Secondo le prime analisi, il fronte del “Sì” ha convinto 3/4 degli elettori del Partito Democratico, ma leggere quel 40,9% come un automatico consenso per l’ex Premier sarebbe ugualmente miope, per quanto un dato da considerare: senza girarci troppo intorno, il “Sì” era solo ed esclusivamente Matteo Renzi. Anche in questo caso, però, bisogna considerare uno scenario più ampio. Ci sono i voti “inevitabilisti” (la famosa ex maggioranza silenziosa), i voti di chi temeva una ripercussione sui mercati (l’Euro ha toccato i minimi da venti mesi, ci sono gli aumenti di capitale di otto banche tra cui il Monte dei Paschi di Siena, e tutti stamattina guardano agli indici di borsa, ma secondo il Sole 24 Ore borse e spread tengono) e i voti di chi, entrando nel merito, pensava sinceramente che questa riforma potesse davvero portare un miglioramento nella vita politica e amministrativa del paese.
Palla al centro, tutto da rifare?
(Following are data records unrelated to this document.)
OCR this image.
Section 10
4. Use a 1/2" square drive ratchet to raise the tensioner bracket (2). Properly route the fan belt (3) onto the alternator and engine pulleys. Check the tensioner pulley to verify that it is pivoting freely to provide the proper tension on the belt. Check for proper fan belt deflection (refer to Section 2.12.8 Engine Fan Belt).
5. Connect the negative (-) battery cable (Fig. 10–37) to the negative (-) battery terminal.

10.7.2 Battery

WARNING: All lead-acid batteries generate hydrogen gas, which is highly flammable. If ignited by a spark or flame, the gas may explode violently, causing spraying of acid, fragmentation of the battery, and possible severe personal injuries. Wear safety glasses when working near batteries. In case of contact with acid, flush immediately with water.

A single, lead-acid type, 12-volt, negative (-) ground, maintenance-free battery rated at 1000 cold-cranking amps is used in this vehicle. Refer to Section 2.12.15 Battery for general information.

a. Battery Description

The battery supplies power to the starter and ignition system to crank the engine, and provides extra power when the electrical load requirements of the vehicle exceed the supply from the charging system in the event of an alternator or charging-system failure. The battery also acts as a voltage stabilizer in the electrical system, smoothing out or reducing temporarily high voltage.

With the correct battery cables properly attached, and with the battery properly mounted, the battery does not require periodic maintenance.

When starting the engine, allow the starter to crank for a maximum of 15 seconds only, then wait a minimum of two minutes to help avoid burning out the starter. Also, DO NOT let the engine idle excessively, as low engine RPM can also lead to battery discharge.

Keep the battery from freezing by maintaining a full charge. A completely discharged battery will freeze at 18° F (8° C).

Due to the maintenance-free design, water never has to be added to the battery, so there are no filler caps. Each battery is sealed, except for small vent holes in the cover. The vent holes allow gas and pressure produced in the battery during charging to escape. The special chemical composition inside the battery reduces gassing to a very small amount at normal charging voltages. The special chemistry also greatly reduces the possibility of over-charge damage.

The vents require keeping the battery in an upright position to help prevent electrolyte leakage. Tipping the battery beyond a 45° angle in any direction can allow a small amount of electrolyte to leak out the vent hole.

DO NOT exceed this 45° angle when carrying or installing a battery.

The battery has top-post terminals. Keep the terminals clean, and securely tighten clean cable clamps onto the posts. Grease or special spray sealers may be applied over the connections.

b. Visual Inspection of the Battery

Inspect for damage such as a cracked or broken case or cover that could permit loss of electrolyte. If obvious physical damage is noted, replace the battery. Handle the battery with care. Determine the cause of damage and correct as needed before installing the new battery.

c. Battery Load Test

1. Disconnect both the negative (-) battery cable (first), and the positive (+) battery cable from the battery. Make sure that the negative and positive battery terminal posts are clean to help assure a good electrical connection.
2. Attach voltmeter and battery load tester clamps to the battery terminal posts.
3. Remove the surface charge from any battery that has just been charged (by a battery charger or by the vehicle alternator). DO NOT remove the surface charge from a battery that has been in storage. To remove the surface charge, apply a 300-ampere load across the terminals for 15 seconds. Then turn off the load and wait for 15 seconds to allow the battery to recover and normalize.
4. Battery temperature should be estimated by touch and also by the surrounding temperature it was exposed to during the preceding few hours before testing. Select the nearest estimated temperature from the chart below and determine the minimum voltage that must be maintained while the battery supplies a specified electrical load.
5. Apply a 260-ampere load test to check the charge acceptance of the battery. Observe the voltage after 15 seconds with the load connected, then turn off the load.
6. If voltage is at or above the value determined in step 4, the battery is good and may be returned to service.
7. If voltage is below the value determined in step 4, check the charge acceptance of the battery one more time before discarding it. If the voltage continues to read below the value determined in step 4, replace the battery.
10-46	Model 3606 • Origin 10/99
Più o meno. Adesso bisognerà valutare le conseguenze politiche. Sul fronte del “No”, nonostante l’eterogeneità della composizione, sembra evidente una maggiore esposizione di Matteo Salvini e del Movimento 5 Stelle. I due schieramenti hanno reclamato elezioni immediate (che non ci saranno, non fosse altro perché manca la legge elettorale) e sono stati tra i primi a intestarsi i meriti del risultato. La minoranza Pd aspetterà la direzione nazionale convocata per domani pomeriggio per capire cosa succederà negli organi di partito (dimissioni di Renzi dalla segreteria? Ad oggi sembrano improbabili), quando sarà il prossimo congresso e come comportarsi dopo le continue minacce di scissione dopo un voto che ha visto la posizione del “No” vincere nel paese.
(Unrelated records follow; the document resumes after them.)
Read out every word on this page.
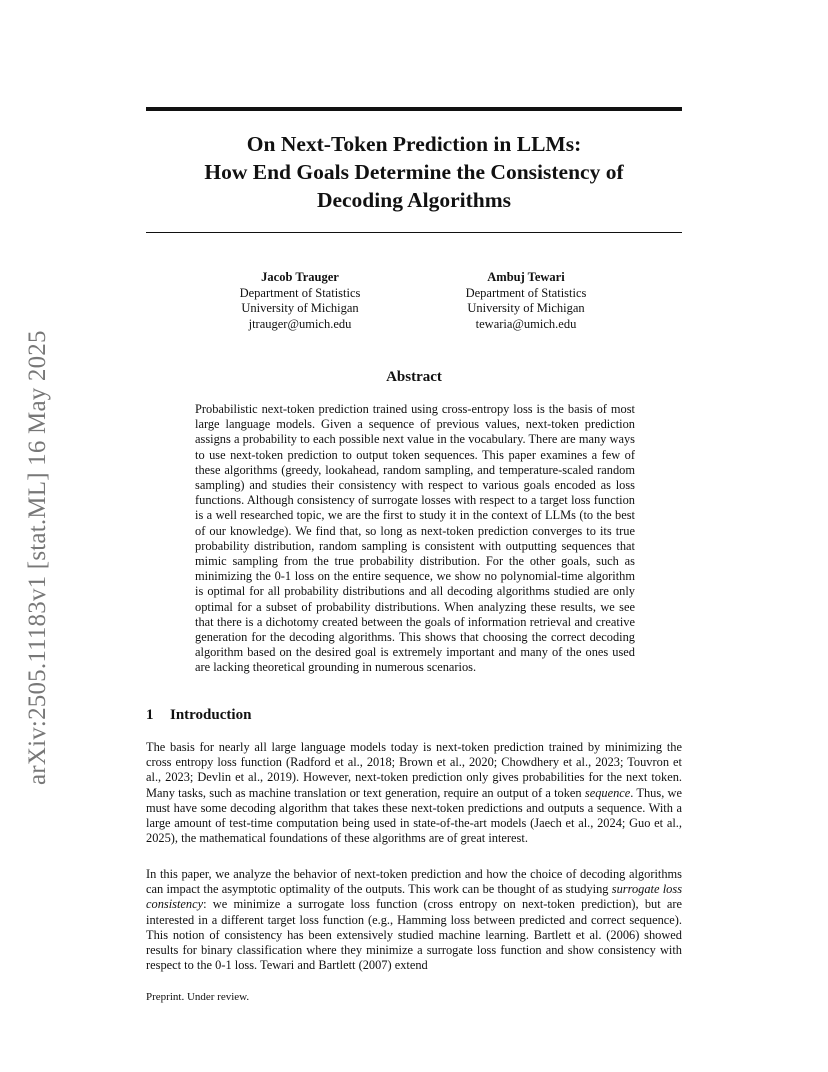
arXiv:2505.11183v1 [stat.ML] 16 May 2025
On Next-Token Prediction in LLMs:
How End Goals Determine the Consistency of
Decoding Algorithms
Jacob Trauger
Department of Statistics
University of Michigan
jtrauger@umich.edu
Ambuj Tewari
Department of Statistics
University of Michigan
tewaria@umich.edu
Abstract
Probabilistic next-token prediction trained using cross-entropy loss is the basis of most large language models. Given a sequence of previous values, next-token prediction assigns a probability to each possible next value in the vocabulary. There are many ways to use next-token prediction to output token sequences. This paper examines a few of these algorithms (greedy, lookahead, random sampling, and temperature-scaled random sampling) and studies their consistency with respect to various goals encoded as loss functions. Although consistency of surrogate losses with respect to a target loss function is a well researched topic, we are the first to study it in the context of LLMs (to the best of our knowledge). We find that, so long as next-token prediction converges to its true probability distribution, random sampling is consistent with outputting sequences that mimic sampling from the true probability distribution. For the other goals, such as minimizing the 0-1 loss on the entire sequence, we show no polynomial-time algorithm is optimal for all probability distributions and all decoding algorithms studied are only optimal for a subset of probability distributions. When analyzing these results, we see that there is a dichotomy created between the goals of information retrieval and creative generation for the decoding algorithms. This shows that choosing the correct decoding algorithm based on the desired goal is extremely important and many of the ones used are lacking theoretical grounding in numerous scenarios.
1 Introduction
The basis for nearly all large language models today is next-token prediction trained by minimizing the cross entropy loss function (Radford et al., 2018; Brown et al., 2020; Chowdhery et al., 2023; Touvron et al., 2023; Devlin et al., 2019). However, next-token prediction only gives probabilities for the next token. Many tasks, such as machine translation or text generation, require an output of a token sequence. Thus, we must have some decoding algorithm that takes these next-token predictions and outputs a sequence. With a large amount of test-time computation being used in state-of-the-art models (Jaech et al., 2024; Guo et al., 2025), the mathematical foundations of these algorithms are of great interest.
In this paper, we analyze the behavior of next-token prediction and how the choice of decoding algorithms can impact the asymptotic optimality of the outputs. This work can be thought of as studying surrogate loss consistency: we minimize a surrogate loss function (cross entropy on next-token prediction), but are interested in a different target loss function (e.g., Hamming loss between predicted and correct sequence). This notion of consistency has been extensively studied machine learning. Bartlett et al. (2006) showed results for binary classification where they minimize a surrogate loss function and show consistency with respect to the 0-1 loss. Tewari and Bartlett (2007) extend
Preprint. Under review.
E adesso cosa succede? Oggi Matteo Renzi riunisce il Consiglio dei Ministri per l’ultima volta, poi salirà al Quirinale per rassegnare le dimissioni. A quel punto, Sergio Mattarella inizierà le consultazioni per capire se c’è la possibilità di trovare una nuova maggioranza parlamentare che possa chiudere alcune riforme necessarie e alcuni dialoghi aperti soprattutto con Bruxelles, le istituzioni europee, e i mercati. Inoltre, c’è da dipanare la matassa della legge elettorale. Al momento, in Italia, ci sono due leggi elettorali (l’Italicum alla Camera e il Consultellum al Senato). Senza questa chiarezza, appare difficile andare a votare. Insomma, del domani non v’è certezza e chi vuol esser lieto sia, ma tutti gli indizi sembrano indicare un governo di stabilità per salvare il salvabile.